We introduce a parameterization of the Hilbert space of a spin-$\frac{1}{2}$ Heisenberg antiferromagnet using an octapartite description of the square lattice. This provides a systematic way to model the ground-state wave function within a truncated basis. To prove its effectiveness we study systems with up to 64 spins using exact diagonalization. At significantly reduced computational cost, we get ground-state energies within 1% of the best published values. Its noniterative nature and lack of exploitation of spatial symmetries make this approach suitable for generalization to doped systems and for integration into iterative procedures.

Figure 1

(Color online) Square lattice divided in octads (shaded areas). Sites positioned similarly inside octads have the same label. Each is surrounded by neighbors with different labels.

Figure 2

(Color online) (a) Overlap ${\left|⟨GS,C_s|GS,C_s+\frac{2}{N}⟩\right|}^2$ between ground-state wave functions corresponding to adjacent values of $C_s$ for $N=16$, 32, and 64. Note that for $N=64$, the overlap is already 95% for $C_s=\frac{1}{4}$; (b) Fractional change $\frac{1}{E_{GS}}\frac{d{E}_{GS}}{d{C}_s}$ in ground-state energy corresponding to different $C_s$ cutoffs.
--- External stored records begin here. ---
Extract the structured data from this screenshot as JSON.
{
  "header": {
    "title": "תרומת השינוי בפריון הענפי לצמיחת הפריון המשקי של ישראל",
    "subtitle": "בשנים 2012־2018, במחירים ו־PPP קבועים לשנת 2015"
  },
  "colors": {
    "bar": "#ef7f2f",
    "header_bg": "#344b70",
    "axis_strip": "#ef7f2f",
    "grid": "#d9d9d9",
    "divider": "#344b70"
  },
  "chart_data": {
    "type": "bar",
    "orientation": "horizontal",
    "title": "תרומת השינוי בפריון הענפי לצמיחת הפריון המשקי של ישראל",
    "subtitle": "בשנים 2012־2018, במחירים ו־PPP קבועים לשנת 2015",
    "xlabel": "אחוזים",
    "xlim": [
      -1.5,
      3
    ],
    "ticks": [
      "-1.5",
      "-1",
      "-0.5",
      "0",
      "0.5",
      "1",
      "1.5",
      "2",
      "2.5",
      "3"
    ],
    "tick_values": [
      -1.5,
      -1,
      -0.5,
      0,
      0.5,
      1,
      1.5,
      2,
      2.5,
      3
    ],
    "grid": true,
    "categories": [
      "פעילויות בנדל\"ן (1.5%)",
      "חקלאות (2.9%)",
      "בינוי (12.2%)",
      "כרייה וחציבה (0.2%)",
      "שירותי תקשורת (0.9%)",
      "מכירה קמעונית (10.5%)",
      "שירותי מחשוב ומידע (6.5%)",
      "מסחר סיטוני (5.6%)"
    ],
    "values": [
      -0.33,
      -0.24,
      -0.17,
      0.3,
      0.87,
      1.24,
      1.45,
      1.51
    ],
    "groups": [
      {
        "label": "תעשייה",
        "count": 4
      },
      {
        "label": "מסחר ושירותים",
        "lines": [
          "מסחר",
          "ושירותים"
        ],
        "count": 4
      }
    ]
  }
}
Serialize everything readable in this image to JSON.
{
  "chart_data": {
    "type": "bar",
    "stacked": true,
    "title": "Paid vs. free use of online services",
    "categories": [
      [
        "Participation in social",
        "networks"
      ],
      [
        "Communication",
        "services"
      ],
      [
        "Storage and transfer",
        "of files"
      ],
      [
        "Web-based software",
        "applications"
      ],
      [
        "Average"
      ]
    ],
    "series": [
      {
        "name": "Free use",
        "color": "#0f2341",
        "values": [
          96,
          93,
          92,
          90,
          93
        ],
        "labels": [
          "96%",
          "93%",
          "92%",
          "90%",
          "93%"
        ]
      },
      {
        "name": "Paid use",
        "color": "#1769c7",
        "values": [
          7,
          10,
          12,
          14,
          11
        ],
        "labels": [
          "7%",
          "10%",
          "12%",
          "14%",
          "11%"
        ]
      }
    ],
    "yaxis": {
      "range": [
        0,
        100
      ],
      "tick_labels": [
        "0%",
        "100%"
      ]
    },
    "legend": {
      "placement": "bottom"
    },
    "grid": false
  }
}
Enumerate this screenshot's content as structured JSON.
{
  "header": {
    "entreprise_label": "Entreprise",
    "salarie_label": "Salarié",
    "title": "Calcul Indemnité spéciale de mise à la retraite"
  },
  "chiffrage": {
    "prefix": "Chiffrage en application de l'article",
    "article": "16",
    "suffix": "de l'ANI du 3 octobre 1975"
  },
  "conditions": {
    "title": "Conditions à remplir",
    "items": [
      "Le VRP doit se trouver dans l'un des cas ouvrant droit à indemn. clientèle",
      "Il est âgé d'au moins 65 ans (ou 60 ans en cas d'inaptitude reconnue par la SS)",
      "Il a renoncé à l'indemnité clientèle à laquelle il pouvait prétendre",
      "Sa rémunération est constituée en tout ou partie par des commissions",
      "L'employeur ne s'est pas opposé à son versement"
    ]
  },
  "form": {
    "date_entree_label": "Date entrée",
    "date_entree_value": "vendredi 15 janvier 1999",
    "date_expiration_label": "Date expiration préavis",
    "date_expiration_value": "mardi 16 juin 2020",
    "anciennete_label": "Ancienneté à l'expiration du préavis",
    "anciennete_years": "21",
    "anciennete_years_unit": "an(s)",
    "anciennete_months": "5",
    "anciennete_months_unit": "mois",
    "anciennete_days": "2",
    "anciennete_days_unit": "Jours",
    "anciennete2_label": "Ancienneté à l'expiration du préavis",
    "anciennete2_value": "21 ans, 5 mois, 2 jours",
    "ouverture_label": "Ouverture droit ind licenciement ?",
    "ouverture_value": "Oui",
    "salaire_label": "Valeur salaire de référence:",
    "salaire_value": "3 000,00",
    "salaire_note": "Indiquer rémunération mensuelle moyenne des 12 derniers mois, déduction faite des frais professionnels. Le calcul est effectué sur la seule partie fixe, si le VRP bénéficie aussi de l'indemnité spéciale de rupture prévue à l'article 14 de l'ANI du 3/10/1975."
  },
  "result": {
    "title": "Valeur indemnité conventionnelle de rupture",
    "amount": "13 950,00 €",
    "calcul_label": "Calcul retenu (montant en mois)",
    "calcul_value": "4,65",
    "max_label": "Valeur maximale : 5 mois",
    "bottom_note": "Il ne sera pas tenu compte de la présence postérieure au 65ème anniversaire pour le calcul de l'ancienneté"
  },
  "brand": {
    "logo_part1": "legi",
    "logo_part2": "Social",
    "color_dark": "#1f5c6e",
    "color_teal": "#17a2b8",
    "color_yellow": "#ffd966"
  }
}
The lines are linear fits to the data.

Figure 3

(Color online) GS energy computed at specific $C_s$ values (symbols) and the extrapolation to $C_s=1$ (solid lines) for $N=16$, 32, and 64. The horizontal dashed lines are the lowest values from Ref. 15. Inset: expectation values of the noncommuting operators $\sqrt{⟨m^2⟩}$ and $⟨{\overline{S}}_r\cdot {\overline{S}}_{r+\left(L/2,L/2\right)}⟩$.